The other, StandUpX, is a generic protest movement – anti-everything from Bill Gates to facemasks. Fronted by weather forecaster and conspiracy theorist Piers Corbyn, brother of former Labour leader Jeremy, it started off as an anti-lockdown movement in late June, and for a while it seemed to be your standard fare of anti-vaxx, anti-lockdown, anti-corporate, anti-5G megagroup, prone to leaning left rather than Trump. But if you looked closely enough, you could see it soaking up QAnon under your eyes. A video of a protest posted on the group’s Instagram on July 10 features, fleetingly, one woman in the crowd waving a Q-slogan banner, and stating “we are run by paedophiles.” On July 23, a video of protesters besieging the Bill & Melinda Gates Foundation’s London office ended with an interview of an activist discussing “elite paedophilia rings”. By August 22, a protest in Liverpool erupted with QAnon slogan “where we go one, we go all”. From then on, it was all David Icke, #saveourchildren and pizza slices. So much so that shortly after a big protest in London, in September, StandUpX’s open group – boasting about 40,000 followers – was shut down by Facebook. Its pizza-covered Instagram page survives.
Like a parasite, QAnon has latched onto other, vaguer conspiracies and cannibalised them. That, to an extent, is perfectly natural.”One underlying feature of most conspiracy theories is the secrecy – that is, something is being hidden or covered up. We’ve shown empirically that this is why people who believe in one conspiracy theory are also [likely] to believe in others.” says Douglas. “Because conspiracy theories share the overarching idea that something isn’t quite right, then the details of the specific conspiracy theories don’t seem to matter as long as you believe that basic premise.”

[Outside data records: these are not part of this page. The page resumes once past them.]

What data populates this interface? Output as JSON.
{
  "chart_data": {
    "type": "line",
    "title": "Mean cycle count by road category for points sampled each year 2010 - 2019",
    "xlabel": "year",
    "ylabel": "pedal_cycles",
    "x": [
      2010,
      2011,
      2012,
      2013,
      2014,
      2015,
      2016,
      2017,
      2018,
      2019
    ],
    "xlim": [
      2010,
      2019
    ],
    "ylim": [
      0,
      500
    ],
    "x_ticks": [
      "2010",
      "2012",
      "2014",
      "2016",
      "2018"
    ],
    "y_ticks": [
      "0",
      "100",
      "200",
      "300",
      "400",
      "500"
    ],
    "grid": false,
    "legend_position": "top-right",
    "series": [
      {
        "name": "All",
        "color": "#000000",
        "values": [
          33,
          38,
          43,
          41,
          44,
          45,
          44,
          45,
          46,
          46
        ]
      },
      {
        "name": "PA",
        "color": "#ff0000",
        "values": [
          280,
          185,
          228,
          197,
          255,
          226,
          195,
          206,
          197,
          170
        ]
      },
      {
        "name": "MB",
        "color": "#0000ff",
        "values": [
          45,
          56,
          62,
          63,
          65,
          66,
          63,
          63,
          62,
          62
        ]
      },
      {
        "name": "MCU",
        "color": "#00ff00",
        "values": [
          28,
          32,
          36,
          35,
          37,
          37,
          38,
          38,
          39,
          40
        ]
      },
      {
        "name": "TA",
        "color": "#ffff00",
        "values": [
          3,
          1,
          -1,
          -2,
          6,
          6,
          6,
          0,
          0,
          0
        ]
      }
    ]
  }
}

We are talking small numbers, though: the crowds at the protests are relatively puny and, online, QAnon’s British following amounts to a few hundreds thousand people. Should we be worried? Maybe we should. For one, because you only need one person taking the idea of a clandestine paedophile ring too seriously to end up with a tragedy. Fact-checking organisation Logically has counted already six Q-inspired cases of real-life violence in the US between 2018 and 2020.
Secondly, QAnon’s ease at using other conspiracy theories as trojan horses opens up a real can of worms. “The ‘save the children’ movement is ‘QAnon Light’,” says Aoife Gallagher, the author of the Institute for Strategic Dialogue’s QAnon report. “It is a simple and effective message that works as an entry point.”